Saturday, November 19, 2022

CPR 1960 Montreal - A First and Last Steam Experience

While researching a Lachute-based piece, I was going through ancient family photos. It probably wouldn't hurt to have this little vignette of railway history preserved.

When he was almost 33 years old, and I was 2 1/2 years old, my father decided I should have a ride behind a steam locomotive before they were all gone for good. Of course, the future is always difficult to predict. Probably no one could have foreseen CNR's supportive corporate culture for steam excursions into, and far beyond, the 1960s.

Knowing my paternal grandparents' interest in recording events through photography, perhaps the main 'longterm desired outcome' for this trip was my father's desire to document the event with photos. Whether I remembered the experience or not, at least we could both look back and see that it had happened. In other words, here was proof I had been exposed to an important, historic aspect of my father's lifelong interest in railways.

... or maybe ... he was doing my mother a favour by getting a two year old out of the apartment, and he was getting to go for a train ride. You be the judge.

According to his notes in the photo album, the date was Monday, February 15, 1960 - during my father's mid-winter school break. Our trip was from 40th Avenue, Lachine to Windsor Station. The day was cold and blustery and we took a morning train. We returned by Provincial Transport bus.

Most of the morning commuter trains would be eastbound to downtown Montreal (Windsor Station). To return westbound by train ... we might have had a long wait. And perhaps he chose a Provincial Transport bus which dropped down from the '2 and 20' (the four-lane highway) to return us closer to the lakeshore of Lachine where we lived.



Before the train's arrival, my father photographed this westbound passenger train with his snapshot camera.

I have no statistics on the effective range of a 2 year old bundled for cold weather operation.  However, I just measured the distance from our apartment to the CPR station at 40th Avenue, Lachine. It was 1.7 kilometres. We may have taken a taxi to the top of 40th to facilitate our mission.

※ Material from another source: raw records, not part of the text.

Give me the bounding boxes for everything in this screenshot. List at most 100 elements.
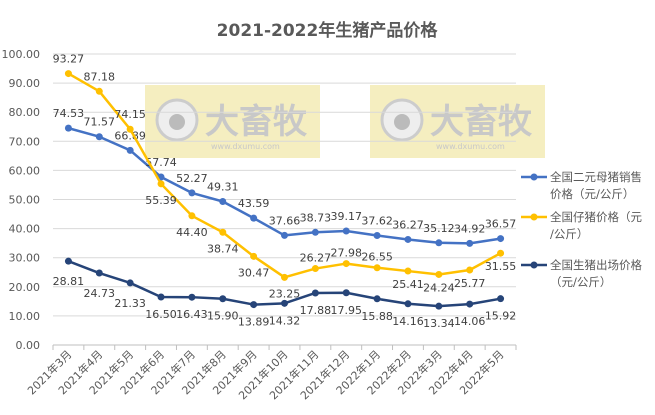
legend-item-1: 全国仔猪价格（元/公斤） [521, 210, 642, 241]
data-point [250, 301, 258, 309]
data-label: 31.55 [485, 260, 517, 273]
data-label: 28.81 [53, 275, 85, 288]
data-label: 26.55 [361, 251, 393, 264]
data-point [404, 300, 412, 308]
data-point [219, 228, 227, 236]
data-label: 34.92 [454, 222, 486, 235]
data-point [435, 302, 443, 310]
data-label: 14.32 [269, 314, 301, 327]
data-point [126, 279, 134, 287]
y-tick-label: 50.00 [9, 194, 41, 207]
y-tick-label: 80.00 [9, 106, 41, 119]
data-label: 25.41 [392, 278, 424, 291]
y-tick-label: 40.00 [9, 223, 41, 236]
y-tick-label: 100.00 [2, 48, 41, 61]
data-point [311, 265, 319, 273]
data-point [404, 267, 412, 275]
data-point [95, 133, 103, 141]
y-tick-label: 70.00 [9, 135, 41, 148]
data-point [64, 124, 72, 132]
data-point [497, 235, 505, 243]
data-point [311, 228, 319, 236]
data-point [95, 269, 103, 277]
data-label: 35.12 [423, 222, 455, 235]
data-point [342, 260, 350, 268]
data-label: 25.77 [454, 277, 486, 290]
data-label: 38.74 [207, 242, 239, 255]
data-point [157, 180, 165, 188]
watermark-url: www.dxumu.com [211, 142, 280, 151]
data-point [126, 146, 134, 154]
data-label: 66.89 [114, 129, 146, 142]
data-point [64, 257, 72, 265]
legend-item-2: 全国生猪出场价格 （元/公斤） [521, 258, 642, 289]
y-tick-label: 0.00 [16, 339, 41, 352]
data-label: 93.27 [53, 53, 85, 66]
data-label: 36.27 [392, 218, 424, 231]
data-label: 37.62 [361, 215, 393, 228]
data-point [250, 252, 258, 260]
legend-label: 价格（元/公斤） [550, 187, 634, 201]
data-label: 71.57 [84, 116, 116, 129]
data-label: 36.57 [485, 218, 517, 231]
data-point [466, 239, 474, 247]
legend-marker-icon [530, 261, 538, 269]
data-point [188, 212, 196, 220]
data-point [219, 198, 227, 206]
data-point [466, 266, 474, 274]
data-point [157, 293, 165, 301]
data-point [250, 214, 258, 222]
y-tick-label: 10.00 [9, 310, 41, 323]
data-label: 37.66 [269, 214, 301, 227]
y-tick-label: 60.00 [9, 164, 41, 177]
y-tick-label: 90.00 [9, 77, 41, 90]
chart-title: 2021-2022年生猪产品价格 [217, 20, 439, 41]
data-point [281, 273, 288, 281]
legend-marker-icon [530, 173, 538, 181]
data-label: 14.06 [454, 315, 486, 328]
watermark-url: www.dxumu.com [436, 142, 505, 151]
data-label: 87.18 [84, 70, 116, 83]
watermark-text: 大畜牧 [205, 102, 308, 142]
legend-marker-icon [530, 213, 538, 221]
data-point [64, 70, 72, 78]
data-point [342, 289, 350, 297]
data-point [435, 270, 443, 278]
data-point [466, 300, 474, 308]
data-point [281, 231, 288, 239]
legend-label: /公斤） [550, 227, 588, 241]
data-point [435, 239, 443, 247]
data-point [404, 235, 412, 243]
data-label: 55.39 [145, 194, 177, 207]
data-label: 23.25 [269, 287, 301, 300]
data-label: 13.89 [238, 316, 270, 329]
series-1: 93.27 87.18 74.15 55.39 44.40 38.74 30.47 23.25… [53, 53, 517, 301]
data-label: 74.15 [114, 108, 146, 121]
data-point [373, 264, 381, 272]
legend-label: 全国仔猪价格（元 [550, 210, 642, 224]
data-point [311, 289, 319, 297]
data-label: 30.47 [238, 266, 270, 279]
data-label: 15.92 [485, 310, 517, 323]
watermark-text: 大畜牧 [430, 102, 533, 142]
data-point [219, 295, 227, 303]
data-label: 15.90 [207, 310, 239, 323]
data-label: 44.40 [176, 226, 208, 239]
data-label: 74.53 [53, 107, 85, 120]
data-label: 57.74 [145, 156, 177, 169]
data-label: 26.27 [300, 252, 332, 265]
data-label: 49.31 [207, 181, 239, 194]
data-label: 16.50 [145, 308, 177, 321]
data-point [497, 295, 505, 303]
data-label: 17.95 [330, 304, 362, 317]
data-point [373, 295, 381, 303]
data-label: 52.27 [176, 172, 208, 185]
data-point [342, 227, 350, 235]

Our engine was Pacific 2412. The era's dress of zippered rubber galoshes over lace-up Oxfords, and Fedoras (and similar classic hats useless for winter wear in Canada) can be seen. In about a year, President John F. Kennedy would attend his inauguration bare-headed - changing men's fashions forever. 

I had wondered whether a north wind had caused the passengers to turn their backs to the train. If one looks at the clean, almost vertical stack of the engine, perhaps they were not sheltering from the wind. It seems possible that they were avoiding the oily mist of blowing steam, and the mini-blizzard from the 'bow wave' of the train as it rushed in. 

Steam or diesel, these commuter trains didn't really operate in 'the company notch'. It seems likely the experienced engineer is working steam against the train brakes to stay on schedule and to facilitate a precise stop.



And here we are at Windsor Station. We don't know any of these people. They must have been wondering why someone was using a flashbulb at them within the semi-sheltered trainshed at Windsor.

CPR 2412, a 4-6-2 built by the Canadian Locomotive Company in December 1942, was scrapped in April 1961.



Dressed to avoid frostbite and/or 'getting a chill' during our adventure, I am standing inside the gates protecting the trains from unauthorized and unpaid access. These heavy gates were built to last and you'll notice the wire-reinforced glass - designed to survive decades of sliding open and closed.


Postscript: In the years which followed, my father revised his photo album description of the event in light of the fact that all five of us had experienced steam fantrips. This was 'my only trip behind a steam locomotive' in scheduled service.